Theresa May s’entête

Les conservateurs britanniques ont perdu leur majorité parlementaire le 8 juin.

Olivier Doubre  • 14 juin 2017 abonné·es
Theresa May s’entête
© photo : Jack Taylor/Getty Images/AFP

Treize députés de moins. Les conservateurs britanniques emmenés par Theresa May ont perdu leur majorité parlementaire le 8 juin, au sortir d’un scrutin donné comme « imperdable ». Ils disposaient d’une avance de 20 points dans les sondages lorsqu’en avril la Première ministre a décidé de convoquer ces élections anticipées. Pour finir, les Travaillistes ont obtenu près de 40 % des suffrages et 262 députés. Soit 32 sièges de plus par rapport à la législature élue en 2015. Avec cette spectaculaire remontée en à peine un mois et demi de campagne, l’un des meilleurs scores du Labour depuis des décennies, Jeremy Corbyn a fait taire non seulement les voix les plus méprisantes des Tories (conservateurs) à son égard, mais aussi les députés travaillistes, la plupart blairistes. Lesquels espéraient se débarrasser de lui par l’échec annoncé – sur le papier – de sa ligne politique clairement à gauche, et qui aujourd’hui… lui doivent leur réélection !
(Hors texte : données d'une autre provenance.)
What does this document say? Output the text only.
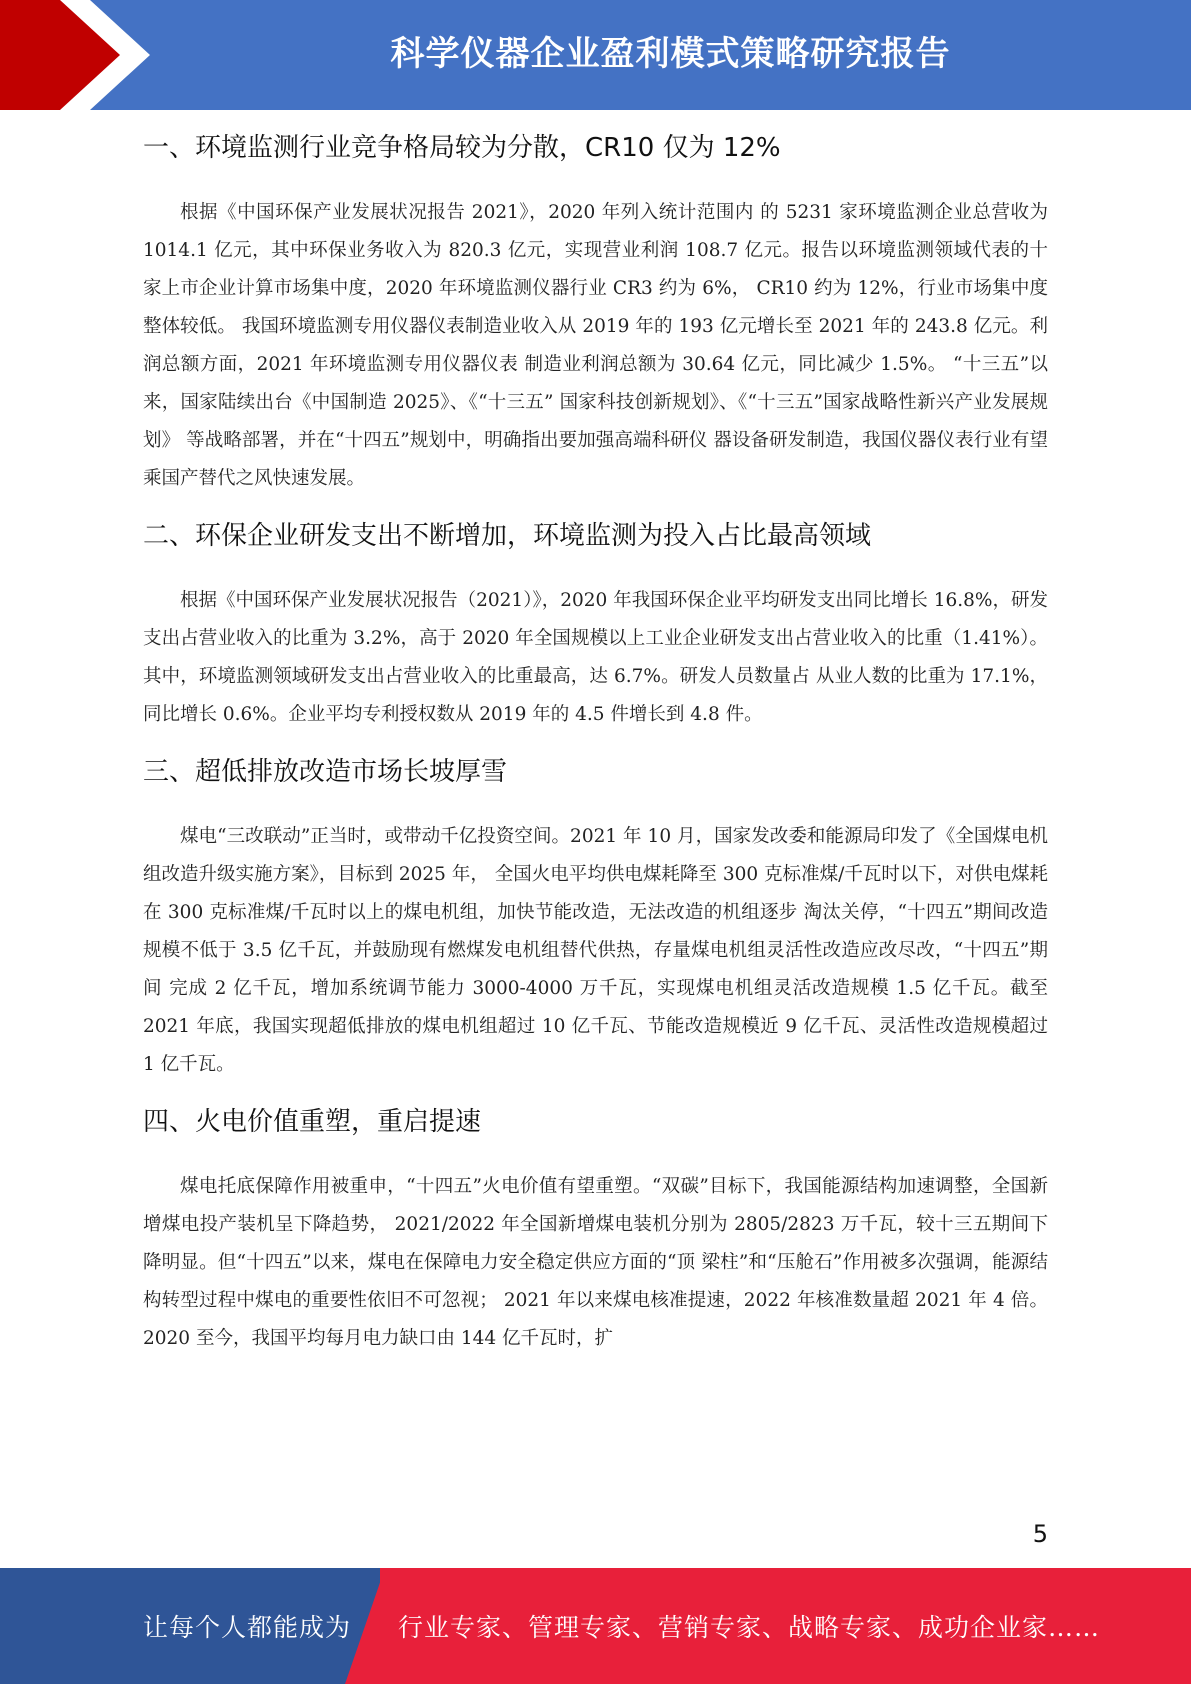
科学仪器企业盈利模式策略研究报告
一、环境监测行业竞争格局较为分散，CR10 仅为 12%

根据《中国环保产业发展状况报告 2021》，2020 年列入统计范围内 的 5231 家环境监测企业总营收为 1014.1 亿元，其中环保业务收入为 820.3 亿元，实现营业利润 108.7 亿元。报告以环境监测领域代表的十 家上市企业计算市场集中度，2020 年环境监测仪器行业 CR3 约为 6%， CR10 约为 12%，行业市场集中度整体较低。 我国环境监测专用仪器仪表制造业收入从 2019 年的 193 亿元增长至 2021 年的 243.8 亿元。利润总额方面，2021 年环境监测专用仪器仪表 制造业利润总额为 30.64 亿元，同比减少 1.5%。 “十三五”以来，国家陆续出台《中国制造 2025》、《“十三五” 国家科技创新规划》、《“十三五”国家战略性新兴产业发展规划》 等战略部署，并在“十四五”规划中，明确指出要加强高端科研仪 器设备研发制造，我国仪器仪表行业有望乘国产替代之风快速发展。

二、环保企业研发支出不断增加，环境监测为投入占比最高领域

根据《中国环保产业发展状况报告（2021）》，2020 年我国环保企业平均研发支出同比增长 16.8%，研发支出占营业收入的比重为 3.2%，高于 2020 年全国规模以上工业企业研发支出占营业收入的比重（1.41%）。其中，环境监测领域研发支出占营业收入的比重最高，达 6.7%。研发人员数量占 从业人数的比重为 17.1%，同比增长 0.6%。企业平均专利授权数从 2019 年的 4.5 件增长到 4.8 件。

三、超低排放改造市场长坡厚雪

煤电“三改联动”正当时，或带动千亿投资空间。2021 年 10 月，国家发改委和能源局印发了《全国煤电机组改造升级实施方案》，目标到 2025 年， 全国火电平均供电煤耗降至 300 克标准煤/千瓦时以下，对供电煤耗在 300 克标准煤/千瓦时以上的煤电机组，加快节能改造，无法改造的机组逐步 淘汰关停，“十四五”期间改造规模不低于 3.5 亿千瓦，并鼓励现有燃煤发电机组替代供热，存量煤电机组灵活性改造应改尽改，“十四五”期间 完成 2 亿千瓦，增加系统调节能力 3000-4000 万千瓦，实现煤电机组灵活改造规模 1.5 亿千瓦。截至 2021 年底，我国实现超低排放的煤电机组超过 10 亿千瓦、节能改造规模近 9 亿千瓦、灵活性改造规模超过 1 亿千瓦。

四、火电价值重塑，重启提速

煤电托底保障作用被重申，“十四五”火电价值有望重塑。“双碳”目标下，我国能源结构加速调整，全国新增煤电投产装机呈下降趋势， 2021/2022 年全国新增煤电装机分别为 2805/2823 万千瓦，较十三五期间下降明显。但“十四五”以来，煤电在保障电力安全稳定供应方面的“顶 梁柱”和“压舱石”作用被多次强调，能源结构转型过程中煤电的重要性依旧不可忽视； 2021 年以来煤电核准提速，2022 年核准数量超 2021 年 4 倍。2020 至今，我国平均每月电力缺口由 144 亿千瓦时，扩

5
让每个人都能成为 行业专家、管理专家、营销专家、战略专家、成功企业家……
À dix jours de l’ouverture des négociations sur le Brexit, le Royaume-Uni s’est donc réveillé, vendredi 9 juin, avec un « Parlement suspendu », sans majorité absolue. Les conservateurs restent la première force à la Chambre des Communes, ce qui permet à Theresa May – pour le moment – de demeurer au 10 Downing Street, mais dans l’obligation de rechercher une alliance avec une force d’appoint. Or, bien peu de possibilités s’offrent à elle. D’autant plus que les Tories n’ont pas hésité durant la campagne à s’abaisser à quelques sorties aux relents racistes afin de siphonner (avec succès) l’électorat du parti xénophobe et souverainiste Ukip (aucun élu). Les libéraux-démocrates, échaudés par leur raclée de 2015 et après cinq ans de participation à la politique austéritaire dans le gouvernement Cameron, n’ont aucune envie de réitérer l’expérience d’une alliance.

Aussi, Theresa May s’est tournée vers le DUP (dix députés), petit parti unioniste d’extrême droite d’Irlande du Nord, ultraréactionnaire, créationniste, ouvertement homophobe et anti-avortement. Des positions qui ulcèrent jusque dans les rangs conservateurs, renforçant ceux qui ont déjà réclamé, comme certains travaillistes, la démission de Theresa May. Paradoxe : alors que les Tories n’ont cessé de qualifier Corbyn d’« ami des terroristes » de l’IRA (il avait appelé à négocier quand le conflit armé nord-irlandais était à son paroxysme), la Première ministre cherche à rallier les héritiers des groupes paramilitaires protestants, non sans mettre gravement en danger le processus de paix en Irlande du Nord, initié en 1998. Au vu de la fragilité de cette éventuelle coalition, les jours de Theresa May à Downing Street sont sans doute comptés. Jeremy Corbyn, dont le parti est maintenant bien en tête dans les sondages, s’est déclaré prêt à gouverner. Ou à mener une très prochaine bataille électorale.